Ma lei si sente più cronista o storico?
«Io mi sento uno sminatore. Quando è finita la guerra, torno sul luogo dello scontro a scavare in santa pace. E saltano fuori i dettagli rivelatori, quelli che nella confusione della battaglia nessuno aveva notato: i retroscena. Vale per i fatti storici e per quelli attuali. Lo sapeva, per esempio, che il gerarca Dino Grandi fece leggere in anticipo a Mussolini il documento con cui l’avrebbe sfiduciato? E che il Duce era convinto che il Re avrebbe semplicemente creato un altro governo, sempre guidato da lui (invece quel giorno stesso lo fece arrestare, ndr)? Lo si capisce dai loro scritti.

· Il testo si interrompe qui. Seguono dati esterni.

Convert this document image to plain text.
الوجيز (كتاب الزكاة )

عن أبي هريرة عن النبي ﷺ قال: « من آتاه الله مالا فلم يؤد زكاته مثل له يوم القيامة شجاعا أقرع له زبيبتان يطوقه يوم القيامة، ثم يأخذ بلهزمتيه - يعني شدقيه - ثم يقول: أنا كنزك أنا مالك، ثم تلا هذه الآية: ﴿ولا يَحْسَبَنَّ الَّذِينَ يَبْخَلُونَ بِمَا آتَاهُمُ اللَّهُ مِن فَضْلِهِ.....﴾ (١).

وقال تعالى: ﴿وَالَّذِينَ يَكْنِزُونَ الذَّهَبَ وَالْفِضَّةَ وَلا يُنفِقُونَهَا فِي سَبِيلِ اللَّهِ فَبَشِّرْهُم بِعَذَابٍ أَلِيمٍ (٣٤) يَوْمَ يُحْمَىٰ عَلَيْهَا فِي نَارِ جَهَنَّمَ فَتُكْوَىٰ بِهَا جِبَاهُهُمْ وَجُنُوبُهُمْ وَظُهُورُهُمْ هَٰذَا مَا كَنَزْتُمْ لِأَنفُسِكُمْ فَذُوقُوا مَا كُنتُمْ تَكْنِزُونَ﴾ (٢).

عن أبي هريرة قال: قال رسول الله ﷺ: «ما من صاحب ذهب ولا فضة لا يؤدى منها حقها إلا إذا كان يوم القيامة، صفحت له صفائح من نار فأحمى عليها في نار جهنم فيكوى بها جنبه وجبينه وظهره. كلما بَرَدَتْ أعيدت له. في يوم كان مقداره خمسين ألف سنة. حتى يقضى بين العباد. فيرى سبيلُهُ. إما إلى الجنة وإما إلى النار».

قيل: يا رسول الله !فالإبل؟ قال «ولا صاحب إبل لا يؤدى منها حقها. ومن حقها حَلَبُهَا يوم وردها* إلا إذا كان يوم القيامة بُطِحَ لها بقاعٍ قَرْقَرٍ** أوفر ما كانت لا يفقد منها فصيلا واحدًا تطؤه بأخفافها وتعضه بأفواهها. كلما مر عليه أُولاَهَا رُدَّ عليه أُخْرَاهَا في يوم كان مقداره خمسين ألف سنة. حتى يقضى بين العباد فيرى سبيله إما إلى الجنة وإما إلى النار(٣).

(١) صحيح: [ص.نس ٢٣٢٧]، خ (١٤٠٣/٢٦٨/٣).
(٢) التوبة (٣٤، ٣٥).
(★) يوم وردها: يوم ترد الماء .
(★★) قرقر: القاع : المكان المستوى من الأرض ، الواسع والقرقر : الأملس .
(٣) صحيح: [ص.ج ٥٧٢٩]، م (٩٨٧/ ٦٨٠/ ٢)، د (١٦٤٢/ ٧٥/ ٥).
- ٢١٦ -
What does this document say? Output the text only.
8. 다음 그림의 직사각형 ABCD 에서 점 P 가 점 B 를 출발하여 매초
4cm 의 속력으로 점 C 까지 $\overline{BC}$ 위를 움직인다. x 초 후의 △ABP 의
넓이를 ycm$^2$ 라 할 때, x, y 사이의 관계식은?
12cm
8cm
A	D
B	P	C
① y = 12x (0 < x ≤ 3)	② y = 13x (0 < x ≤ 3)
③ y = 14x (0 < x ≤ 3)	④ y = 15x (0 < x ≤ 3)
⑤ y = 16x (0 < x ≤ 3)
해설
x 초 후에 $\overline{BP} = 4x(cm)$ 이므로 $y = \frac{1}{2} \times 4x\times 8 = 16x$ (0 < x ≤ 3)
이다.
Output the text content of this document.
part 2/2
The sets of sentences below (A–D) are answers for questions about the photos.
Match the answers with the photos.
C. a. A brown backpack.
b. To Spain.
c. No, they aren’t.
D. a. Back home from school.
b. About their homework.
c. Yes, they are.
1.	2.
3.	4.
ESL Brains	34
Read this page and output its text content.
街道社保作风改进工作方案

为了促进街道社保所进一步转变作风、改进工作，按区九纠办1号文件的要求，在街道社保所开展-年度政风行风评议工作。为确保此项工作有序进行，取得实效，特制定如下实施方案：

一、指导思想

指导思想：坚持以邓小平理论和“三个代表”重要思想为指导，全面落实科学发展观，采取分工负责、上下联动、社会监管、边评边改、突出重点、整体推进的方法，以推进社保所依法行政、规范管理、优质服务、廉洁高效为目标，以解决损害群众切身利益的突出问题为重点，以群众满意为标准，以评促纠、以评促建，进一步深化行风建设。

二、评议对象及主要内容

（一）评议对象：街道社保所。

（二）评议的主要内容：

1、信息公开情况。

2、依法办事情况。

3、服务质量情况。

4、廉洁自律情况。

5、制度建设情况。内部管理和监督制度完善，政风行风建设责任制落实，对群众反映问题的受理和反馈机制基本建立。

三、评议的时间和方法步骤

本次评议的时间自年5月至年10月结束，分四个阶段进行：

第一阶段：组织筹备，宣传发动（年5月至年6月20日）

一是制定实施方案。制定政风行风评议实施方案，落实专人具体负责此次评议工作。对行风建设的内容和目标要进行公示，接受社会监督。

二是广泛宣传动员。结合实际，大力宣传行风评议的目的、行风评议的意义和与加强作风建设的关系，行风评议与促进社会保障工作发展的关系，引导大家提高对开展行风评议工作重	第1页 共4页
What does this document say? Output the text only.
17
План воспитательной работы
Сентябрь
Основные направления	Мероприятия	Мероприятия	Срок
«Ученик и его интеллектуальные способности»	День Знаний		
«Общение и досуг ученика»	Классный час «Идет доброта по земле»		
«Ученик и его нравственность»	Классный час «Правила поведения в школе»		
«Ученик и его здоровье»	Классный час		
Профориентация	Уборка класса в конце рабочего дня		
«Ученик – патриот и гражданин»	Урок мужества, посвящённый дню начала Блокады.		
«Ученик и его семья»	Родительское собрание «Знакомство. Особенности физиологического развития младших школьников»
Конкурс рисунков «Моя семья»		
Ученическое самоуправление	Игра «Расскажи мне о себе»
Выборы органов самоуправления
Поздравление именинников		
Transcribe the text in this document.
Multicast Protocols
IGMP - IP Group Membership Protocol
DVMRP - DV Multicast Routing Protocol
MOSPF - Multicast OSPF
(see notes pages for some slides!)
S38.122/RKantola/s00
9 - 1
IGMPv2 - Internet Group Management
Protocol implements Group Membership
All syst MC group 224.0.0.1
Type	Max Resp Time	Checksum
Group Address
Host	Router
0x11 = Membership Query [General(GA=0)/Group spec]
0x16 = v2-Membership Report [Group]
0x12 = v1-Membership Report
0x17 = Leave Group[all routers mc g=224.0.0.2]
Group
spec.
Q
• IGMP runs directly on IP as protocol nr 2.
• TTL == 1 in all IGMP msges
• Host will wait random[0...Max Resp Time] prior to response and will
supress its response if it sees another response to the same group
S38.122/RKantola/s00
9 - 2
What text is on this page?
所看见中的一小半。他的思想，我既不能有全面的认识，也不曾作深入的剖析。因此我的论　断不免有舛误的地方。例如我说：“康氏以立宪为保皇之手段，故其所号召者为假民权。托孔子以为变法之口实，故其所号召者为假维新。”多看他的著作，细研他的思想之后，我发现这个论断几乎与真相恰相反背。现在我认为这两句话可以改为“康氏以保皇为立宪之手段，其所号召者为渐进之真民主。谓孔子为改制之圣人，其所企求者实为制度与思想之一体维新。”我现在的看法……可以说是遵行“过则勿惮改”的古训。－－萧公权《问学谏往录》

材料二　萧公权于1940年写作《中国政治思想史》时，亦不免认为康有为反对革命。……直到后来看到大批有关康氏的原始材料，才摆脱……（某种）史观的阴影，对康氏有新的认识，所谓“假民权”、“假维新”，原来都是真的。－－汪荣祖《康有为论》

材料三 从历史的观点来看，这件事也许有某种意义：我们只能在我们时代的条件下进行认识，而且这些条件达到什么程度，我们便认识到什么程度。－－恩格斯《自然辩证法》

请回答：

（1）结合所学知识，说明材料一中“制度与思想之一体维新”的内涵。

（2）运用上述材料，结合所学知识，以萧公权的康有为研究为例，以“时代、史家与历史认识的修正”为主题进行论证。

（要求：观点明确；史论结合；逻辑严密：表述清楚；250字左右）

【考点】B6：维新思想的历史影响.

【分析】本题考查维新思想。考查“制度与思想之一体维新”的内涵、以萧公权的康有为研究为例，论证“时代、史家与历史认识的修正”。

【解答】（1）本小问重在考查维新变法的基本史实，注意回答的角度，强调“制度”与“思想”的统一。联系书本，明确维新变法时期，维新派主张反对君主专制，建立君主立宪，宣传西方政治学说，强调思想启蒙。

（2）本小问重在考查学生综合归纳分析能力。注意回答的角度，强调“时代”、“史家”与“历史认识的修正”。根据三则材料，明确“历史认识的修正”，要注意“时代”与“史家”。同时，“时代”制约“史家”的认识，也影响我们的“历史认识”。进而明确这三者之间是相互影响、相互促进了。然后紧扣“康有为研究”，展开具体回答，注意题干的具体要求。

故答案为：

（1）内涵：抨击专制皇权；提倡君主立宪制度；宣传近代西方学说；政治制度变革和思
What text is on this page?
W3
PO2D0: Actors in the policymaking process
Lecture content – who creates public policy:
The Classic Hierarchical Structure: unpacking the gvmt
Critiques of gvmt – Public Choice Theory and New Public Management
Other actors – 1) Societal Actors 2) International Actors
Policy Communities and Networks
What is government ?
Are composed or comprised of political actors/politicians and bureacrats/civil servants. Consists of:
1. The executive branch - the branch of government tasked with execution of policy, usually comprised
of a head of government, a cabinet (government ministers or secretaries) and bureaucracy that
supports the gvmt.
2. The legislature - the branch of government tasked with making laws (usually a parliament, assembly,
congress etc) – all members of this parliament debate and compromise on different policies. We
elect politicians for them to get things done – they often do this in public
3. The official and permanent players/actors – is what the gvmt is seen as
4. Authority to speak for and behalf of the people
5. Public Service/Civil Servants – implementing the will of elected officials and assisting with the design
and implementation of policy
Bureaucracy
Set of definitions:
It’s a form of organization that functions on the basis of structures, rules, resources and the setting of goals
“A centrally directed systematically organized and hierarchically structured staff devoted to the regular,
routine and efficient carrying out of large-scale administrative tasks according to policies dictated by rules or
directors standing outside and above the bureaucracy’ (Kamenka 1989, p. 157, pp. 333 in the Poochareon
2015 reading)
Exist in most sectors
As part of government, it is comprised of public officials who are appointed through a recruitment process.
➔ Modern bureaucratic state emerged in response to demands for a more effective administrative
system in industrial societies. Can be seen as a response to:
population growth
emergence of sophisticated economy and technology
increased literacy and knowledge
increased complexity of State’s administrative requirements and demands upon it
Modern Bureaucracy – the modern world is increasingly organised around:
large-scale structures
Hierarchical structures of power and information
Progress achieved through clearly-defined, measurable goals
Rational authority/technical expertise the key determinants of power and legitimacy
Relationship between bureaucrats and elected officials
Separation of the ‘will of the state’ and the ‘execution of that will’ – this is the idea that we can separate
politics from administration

Io uso molto i memoriali, sono una miniera di informazioni spesso in contrasto con la versione dei fatti ormai consolidatasi come “ufficiale”».
Il libro si intitola “Perché Mussolini rovinò l’Italia”. Ecco, perché?
«Tra i tanti motivi il principale è che, come molti potenti, Mussolini perse lucidità proprio quando era giunto al picco del consenso popolare. E si fece trascinare da Hitler in un conflitto che sapeva benissimo di non essere pronto a combattere, sperando in una vittoria-lampo. Da allora non ne ha azzeccata più una, fino alla disfatta finale».
Il sottotitolo invece è “e come Draghi la sta risanando”. Anche qui: perché?
«Perché con la sua serietà e credibilità il premier ci sta portando fuori da una pandemia che aveva messo in ginocchio il Paese. Altro che la “dittatura sanitaria” di cui sparla una minoranza: la verità è che la Nazione non poteva reggere un altro lockdown. Portando l’Italia tra i Paesi più virtuosi nella lotta al virus, Draghi ha salvato anche l’economia».
Così verra eletto l’erede di Mattarella
- A gennaio il Parlamento si riunirà per eleggere il successore di Mattarella, il cui mandato scade il 3 febbraio. Oltre ai 630 deputati e 321 senatori saranno presenti 58 rappresentanti delle Regioni, per un totale di 1009 Grandi elettori.
- Sono candidabili tutti i cittadini italiani con almeno 50 anni di età e che godano dei diritti civili e politici.
- Nelle prime tre votazioni è richiesta una maggioranza di due terzi (cioè 673 voti).
- Dal quarto scrutinio basterà la maggioranza assoluta (505).